Please assist debugging X server crash
(the above happens with package from debian/experimental, with ATI
Technologies Inc Rage 128 RF video card)
One of users here experienced a nearly-reproducable X server crash
("nearly-reproducable" means that he does a compex sequence of actions,
and at some moment it leads to the crash, he could reproduce that for me
with XFree86-debug started from gdb, but the exact user action that causes
the crash is unclear).
So I see that X server receives SIGSEGV.
I have a core file.
#0 0x08498622 in CopyGC (pgcSrc=0x94ec930, pgcDst=0x90ba598, mask=8387584)
#1 0x0848611f in ProcCopyGC (client=0x8f0e9c0) at dispatch.c:1607
#2 0x084837c4 in Dispatch () at dispatch.c:450
#3 0x0849acc4 in main (argc=5, argv=0xbffffd64, envp=0xbffffd7c) at
gc.c:771 line is completely safe (it only reads a local variable).
But: 'print $eip' shows that $eip is not at instruction boundary!

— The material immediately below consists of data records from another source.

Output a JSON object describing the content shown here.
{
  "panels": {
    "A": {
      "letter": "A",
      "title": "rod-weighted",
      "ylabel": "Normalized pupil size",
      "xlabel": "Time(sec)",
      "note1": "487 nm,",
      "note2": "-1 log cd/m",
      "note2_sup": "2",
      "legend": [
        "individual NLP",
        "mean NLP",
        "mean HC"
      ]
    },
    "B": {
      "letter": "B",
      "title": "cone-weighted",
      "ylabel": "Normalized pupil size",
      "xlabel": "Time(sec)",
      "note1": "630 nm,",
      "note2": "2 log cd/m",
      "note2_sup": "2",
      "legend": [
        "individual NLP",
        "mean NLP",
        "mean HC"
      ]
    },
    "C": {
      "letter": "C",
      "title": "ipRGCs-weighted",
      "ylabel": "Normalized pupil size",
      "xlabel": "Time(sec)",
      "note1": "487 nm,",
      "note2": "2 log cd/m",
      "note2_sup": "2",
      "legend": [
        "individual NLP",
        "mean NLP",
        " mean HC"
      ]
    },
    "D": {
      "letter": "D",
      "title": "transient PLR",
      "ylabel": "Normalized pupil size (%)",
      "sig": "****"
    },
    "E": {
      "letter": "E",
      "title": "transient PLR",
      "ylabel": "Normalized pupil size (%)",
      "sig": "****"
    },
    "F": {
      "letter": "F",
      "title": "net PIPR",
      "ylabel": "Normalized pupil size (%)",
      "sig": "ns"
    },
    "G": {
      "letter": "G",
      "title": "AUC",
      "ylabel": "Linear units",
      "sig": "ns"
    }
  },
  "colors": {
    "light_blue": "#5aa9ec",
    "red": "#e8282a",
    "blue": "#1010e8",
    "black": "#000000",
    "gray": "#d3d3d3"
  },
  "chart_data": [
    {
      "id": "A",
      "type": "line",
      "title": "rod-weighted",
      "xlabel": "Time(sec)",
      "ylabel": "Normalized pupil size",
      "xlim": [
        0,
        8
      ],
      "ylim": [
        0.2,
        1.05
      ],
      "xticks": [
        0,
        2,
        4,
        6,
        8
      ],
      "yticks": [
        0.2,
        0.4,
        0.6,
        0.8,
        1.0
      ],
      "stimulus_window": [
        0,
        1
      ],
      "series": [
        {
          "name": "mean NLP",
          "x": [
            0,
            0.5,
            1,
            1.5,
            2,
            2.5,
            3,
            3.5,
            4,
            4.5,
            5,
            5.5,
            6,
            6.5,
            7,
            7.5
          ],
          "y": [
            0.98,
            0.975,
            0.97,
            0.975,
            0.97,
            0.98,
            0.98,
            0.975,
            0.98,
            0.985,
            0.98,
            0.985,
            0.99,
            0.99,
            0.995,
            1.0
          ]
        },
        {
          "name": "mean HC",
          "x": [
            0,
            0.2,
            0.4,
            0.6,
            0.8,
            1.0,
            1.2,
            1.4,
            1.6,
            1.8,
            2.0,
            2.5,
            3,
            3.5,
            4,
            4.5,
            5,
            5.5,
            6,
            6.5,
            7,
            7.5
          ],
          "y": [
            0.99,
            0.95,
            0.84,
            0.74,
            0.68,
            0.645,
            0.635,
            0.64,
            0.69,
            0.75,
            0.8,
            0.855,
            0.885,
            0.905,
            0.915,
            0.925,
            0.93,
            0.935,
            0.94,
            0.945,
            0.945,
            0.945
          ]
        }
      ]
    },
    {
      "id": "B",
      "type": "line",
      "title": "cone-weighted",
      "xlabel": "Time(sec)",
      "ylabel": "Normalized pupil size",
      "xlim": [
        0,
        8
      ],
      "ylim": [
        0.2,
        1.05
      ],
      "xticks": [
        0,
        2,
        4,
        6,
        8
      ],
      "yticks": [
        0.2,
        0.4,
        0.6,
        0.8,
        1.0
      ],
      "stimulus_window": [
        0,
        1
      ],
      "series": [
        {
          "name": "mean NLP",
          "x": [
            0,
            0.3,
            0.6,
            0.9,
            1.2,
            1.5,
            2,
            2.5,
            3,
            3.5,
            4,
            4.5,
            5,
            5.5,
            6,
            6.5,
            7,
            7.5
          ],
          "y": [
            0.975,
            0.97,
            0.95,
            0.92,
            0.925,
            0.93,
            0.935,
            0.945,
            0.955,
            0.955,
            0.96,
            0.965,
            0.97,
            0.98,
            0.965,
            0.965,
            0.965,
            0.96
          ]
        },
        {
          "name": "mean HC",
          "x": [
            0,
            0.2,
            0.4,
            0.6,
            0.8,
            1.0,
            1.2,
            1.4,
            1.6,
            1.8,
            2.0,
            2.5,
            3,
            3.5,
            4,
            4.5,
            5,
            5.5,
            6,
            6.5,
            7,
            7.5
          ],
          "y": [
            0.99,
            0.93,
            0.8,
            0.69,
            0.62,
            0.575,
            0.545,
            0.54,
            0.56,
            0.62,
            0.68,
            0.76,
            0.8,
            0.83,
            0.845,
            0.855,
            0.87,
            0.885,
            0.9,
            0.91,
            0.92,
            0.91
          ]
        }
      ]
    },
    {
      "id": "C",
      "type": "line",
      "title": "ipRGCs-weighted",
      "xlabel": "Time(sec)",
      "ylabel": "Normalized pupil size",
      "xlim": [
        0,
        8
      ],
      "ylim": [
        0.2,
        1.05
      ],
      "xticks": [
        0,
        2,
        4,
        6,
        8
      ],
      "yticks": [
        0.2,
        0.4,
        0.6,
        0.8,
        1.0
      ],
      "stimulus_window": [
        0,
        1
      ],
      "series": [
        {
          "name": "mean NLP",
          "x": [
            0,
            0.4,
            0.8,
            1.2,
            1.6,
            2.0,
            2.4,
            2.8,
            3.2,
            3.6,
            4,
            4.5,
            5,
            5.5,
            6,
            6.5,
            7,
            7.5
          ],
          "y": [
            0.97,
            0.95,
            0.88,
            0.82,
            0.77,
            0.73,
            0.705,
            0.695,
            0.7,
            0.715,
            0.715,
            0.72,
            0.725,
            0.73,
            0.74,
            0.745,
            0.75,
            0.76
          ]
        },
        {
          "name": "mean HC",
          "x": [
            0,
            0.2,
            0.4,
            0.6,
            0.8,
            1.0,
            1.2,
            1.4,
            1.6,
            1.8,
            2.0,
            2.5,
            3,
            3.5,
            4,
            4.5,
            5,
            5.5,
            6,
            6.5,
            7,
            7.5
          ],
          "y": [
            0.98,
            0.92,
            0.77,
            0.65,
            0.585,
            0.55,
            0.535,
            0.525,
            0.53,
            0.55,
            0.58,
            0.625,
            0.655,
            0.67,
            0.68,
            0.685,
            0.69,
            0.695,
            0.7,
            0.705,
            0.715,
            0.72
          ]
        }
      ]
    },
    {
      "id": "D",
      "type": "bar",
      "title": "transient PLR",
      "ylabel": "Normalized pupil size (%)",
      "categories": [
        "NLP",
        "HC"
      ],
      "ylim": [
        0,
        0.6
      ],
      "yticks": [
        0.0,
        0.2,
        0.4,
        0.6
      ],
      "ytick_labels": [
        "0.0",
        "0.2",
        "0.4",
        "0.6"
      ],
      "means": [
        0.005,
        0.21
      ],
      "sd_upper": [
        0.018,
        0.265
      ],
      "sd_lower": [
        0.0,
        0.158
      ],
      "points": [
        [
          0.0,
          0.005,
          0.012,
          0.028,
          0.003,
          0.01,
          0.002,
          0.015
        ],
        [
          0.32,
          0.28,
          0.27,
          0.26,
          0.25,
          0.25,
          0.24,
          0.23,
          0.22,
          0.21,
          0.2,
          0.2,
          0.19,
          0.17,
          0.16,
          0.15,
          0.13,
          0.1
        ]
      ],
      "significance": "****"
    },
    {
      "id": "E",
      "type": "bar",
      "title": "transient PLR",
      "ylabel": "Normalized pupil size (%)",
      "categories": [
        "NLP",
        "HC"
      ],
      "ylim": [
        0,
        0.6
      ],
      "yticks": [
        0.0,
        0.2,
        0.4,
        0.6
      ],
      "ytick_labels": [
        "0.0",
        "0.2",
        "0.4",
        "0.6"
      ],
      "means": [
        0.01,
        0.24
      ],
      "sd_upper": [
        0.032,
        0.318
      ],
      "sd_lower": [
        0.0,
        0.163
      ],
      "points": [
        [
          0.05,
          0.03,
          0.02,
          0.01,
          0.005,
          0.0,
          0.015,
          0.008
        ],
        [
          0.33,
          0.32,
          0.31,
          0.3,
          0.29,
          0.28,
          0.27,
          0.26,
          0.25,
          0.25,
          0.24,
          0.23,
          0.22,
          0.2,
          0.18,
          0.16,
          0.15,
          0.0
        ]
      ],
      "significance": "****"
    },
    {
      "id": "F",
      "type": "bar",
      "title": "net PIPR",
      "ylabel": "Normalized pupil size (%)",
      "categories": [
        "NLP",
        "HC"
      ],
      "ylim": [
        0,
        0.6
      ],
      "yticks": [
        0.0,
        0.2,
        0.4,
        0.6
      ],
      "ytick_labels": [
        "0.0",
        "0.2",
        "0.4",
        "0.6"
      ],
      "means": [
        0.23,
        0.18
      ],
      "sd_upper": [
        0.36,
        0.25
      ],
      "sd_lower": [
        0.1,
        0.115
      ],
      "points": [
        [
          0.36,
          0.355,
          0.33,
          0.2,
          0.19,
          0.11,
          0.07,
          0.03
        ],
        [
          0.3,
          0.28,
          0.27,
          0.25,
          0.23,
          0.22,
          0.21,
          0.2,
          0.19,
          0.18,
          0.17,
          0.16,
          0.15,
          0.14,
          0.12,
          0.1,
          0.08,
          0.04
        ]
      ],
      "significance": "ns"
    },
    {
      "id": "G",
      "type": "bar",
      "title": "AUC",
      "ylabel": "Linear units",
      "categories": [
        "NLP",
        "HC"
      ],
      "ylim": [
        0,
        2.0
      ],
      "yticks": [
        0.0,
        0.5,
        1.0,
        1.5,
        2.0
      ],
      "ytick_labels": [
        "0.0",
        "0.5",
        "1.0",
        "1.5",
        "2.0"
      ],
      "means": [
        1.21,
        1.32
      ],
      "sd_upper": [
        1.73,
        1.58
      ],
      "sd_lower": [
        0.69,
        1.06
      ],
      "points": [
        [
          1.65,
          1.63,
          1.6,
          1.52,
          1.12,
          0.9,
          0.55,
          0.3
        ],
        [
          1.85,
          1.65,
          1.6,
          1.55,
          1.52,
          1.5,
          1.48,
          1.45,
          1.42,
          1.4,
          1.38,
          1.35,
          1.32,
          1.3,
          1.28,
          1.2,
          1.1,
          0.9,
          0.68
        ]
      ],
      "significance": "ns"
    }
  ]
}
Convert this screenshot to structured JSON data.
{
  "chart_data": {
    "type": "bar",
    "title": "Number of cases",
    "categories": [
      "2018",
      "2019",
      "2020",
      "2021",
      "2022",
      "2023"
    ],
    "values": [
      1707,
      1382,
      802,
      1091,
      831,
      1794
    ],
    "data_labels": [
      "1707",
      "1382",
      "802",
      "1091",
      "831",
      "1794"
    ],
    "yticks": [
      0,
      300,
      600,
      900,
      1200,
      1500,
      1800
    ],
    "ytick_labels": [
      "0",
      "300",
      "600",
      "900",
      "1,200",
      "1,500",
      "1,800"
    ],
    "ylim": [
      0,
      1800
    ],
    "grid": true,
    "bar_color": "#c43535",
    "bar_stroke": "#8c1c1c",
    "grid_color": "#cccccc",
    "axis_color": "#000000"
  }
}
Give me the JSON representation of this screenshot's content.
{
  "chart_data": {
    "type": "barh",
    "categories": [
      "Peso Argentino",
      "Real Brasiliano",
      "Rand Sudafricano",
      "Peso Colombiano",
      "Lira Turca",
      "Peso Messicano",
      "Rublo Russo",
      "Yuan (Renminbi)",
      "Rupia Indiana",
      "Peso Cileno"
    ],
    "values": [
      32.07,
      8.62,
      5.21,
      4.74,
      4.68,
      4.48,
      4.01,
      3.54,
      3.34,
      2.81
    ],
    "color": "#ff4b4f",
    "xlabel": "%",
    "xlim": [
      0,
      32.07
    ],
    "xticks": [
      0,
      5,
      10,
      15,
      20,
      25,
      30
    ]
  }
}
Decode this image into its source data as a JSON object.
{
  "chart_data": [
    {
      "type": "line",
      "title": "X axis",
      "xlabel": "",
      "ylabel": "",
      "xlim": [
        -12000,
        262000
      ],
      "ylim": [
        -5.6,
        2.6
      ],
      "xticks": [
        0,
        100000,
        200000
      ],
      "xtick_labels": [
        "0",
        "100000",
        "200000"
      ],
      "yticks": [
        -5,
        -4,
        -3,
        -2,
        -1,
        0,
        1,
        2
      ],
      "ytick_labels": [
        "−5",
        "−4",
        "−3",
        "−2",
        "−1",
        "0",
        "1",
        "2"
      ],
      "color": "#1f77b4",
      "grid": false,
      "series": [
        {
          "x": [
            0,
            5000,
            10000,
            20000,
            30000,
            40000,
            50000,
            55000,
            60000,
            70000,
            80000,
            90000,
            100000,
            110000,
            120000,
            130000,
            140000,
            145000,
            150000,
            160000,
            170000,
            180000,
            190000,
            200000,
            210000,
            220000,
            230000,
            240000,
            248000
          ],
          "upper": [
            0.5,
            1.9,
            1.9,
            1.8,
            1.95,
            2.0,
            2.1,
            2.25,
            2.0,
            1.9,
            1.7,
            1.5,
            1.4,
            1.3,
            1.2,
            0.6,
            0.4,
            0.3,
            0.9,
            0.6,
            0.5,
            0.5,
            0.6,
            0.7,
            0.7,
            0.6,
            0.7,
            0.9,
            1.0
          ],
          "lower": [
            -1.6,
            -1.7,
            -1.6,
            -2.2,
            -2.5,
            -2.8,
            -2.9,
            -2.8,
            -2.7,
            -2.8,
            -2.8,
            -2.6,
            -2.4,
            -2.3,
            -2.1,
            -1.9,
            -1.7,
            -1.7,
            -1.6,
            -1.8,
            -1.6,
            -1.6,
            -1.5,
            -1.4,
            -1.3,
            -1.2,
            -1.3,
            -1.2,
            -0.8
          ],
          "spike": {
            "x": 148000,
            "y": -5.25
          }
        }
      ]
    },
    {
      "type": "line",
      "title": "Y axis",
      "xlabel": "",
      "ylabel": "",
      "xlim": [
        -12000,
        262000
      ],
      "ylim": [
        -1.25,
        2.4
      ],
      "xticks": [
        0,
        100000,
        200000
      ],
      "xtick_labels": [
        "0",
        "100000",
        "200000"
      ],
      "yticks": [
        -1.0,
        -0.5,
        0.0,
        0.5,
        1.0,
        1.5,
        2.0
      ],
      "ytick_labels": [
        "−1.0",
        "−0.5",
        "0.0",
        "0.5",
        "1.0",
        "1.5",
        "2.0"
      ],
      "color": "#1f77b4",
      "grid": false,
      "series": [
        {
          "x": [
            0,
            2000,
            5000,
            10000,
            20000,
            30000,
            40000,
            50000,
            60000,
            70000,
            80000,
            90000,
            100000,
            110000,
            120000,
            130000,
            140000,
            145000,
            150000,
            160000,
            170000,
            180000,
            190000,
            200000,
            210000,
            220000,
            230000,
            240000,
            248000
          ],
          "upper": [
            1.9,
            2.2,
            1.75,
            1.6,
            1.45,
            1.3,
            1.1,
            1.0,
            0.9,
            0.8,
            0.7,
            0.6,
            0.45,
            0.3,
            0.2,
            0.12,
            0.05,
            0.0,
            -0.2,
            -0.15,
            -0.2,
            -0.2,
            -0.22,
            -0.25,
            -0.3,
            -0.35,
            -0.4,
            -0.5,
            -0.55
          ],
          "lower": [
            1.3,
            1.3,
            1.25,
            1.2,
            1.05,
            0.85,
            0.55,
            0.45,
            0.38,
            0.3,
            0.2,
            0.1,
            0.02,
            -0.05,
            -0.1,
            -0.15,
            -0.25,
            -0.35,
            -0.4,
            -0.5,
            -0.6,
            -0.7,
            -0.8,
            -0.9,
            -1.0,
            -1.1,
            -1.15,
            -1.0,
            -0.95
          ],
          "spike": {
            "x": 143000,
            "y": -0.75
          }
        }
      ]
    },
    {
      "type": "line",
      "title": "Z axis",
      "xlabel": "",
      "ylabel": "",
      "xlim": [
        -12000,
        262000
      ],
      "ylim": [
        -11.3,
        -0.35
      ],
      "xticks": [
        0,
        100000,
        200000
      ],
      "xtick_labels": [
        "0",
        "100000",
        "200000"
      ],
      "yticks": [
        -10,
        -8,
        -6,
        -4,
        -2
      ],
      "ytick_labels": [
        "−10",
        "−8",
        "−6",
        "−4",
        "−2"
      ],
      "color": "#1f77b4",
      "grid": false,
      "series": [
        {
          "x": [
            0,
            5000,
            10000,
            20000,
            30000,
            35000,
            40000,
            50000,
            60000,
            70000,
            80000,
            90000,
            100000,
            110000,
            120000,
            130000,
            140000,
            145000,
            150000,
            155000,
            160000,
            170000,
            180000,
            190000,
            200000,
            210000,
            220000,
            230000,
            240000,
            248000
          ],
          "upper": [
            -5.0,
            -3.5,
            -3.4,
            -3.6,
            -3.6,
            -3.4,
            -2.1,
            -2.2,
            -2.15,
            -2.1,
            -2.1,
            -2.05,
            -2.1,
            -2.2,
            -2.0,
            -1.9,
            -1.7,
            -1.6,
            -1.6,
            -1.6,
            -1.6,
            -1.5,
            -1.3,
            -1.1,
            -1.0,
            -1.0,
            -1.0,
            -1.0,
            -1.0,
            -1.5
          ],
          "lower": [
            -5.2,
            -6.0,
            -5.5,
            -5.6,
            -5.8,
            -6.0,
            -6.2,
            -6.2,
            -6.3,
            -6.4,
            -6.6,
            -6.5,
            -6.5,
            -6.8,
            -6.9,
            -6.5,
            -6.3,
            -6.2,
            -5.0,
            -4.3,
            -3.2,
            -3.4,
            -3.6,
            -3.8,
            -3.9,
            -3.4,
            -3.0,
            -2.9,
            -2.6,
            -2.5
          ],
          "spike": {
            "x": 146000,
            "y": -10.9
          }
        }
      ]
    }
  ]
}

And instruction decode started from $eip gives an instruction with invalid
memory access, causing SIGSEGV.
I've analysed the assembly code for CopyGC(). It looks ok, at least there
are no invalid control-pass instructions.
I've analysed the stack - it also looks ok, nothing seems broken.
The only idea I have is that in some function called from CopyGC (there are
several, including indirect drivers calls) some sort of out-of-bounds
memory write happens that breaks the return address in the stack, so when
function returns back to CopyGC(), the control arises at invalid point,
So I'm interested what to do next to locate the bug. I can provide any
technical information, including the core file (45 megabytes), or do some
analysis myself if someone will assist me on that.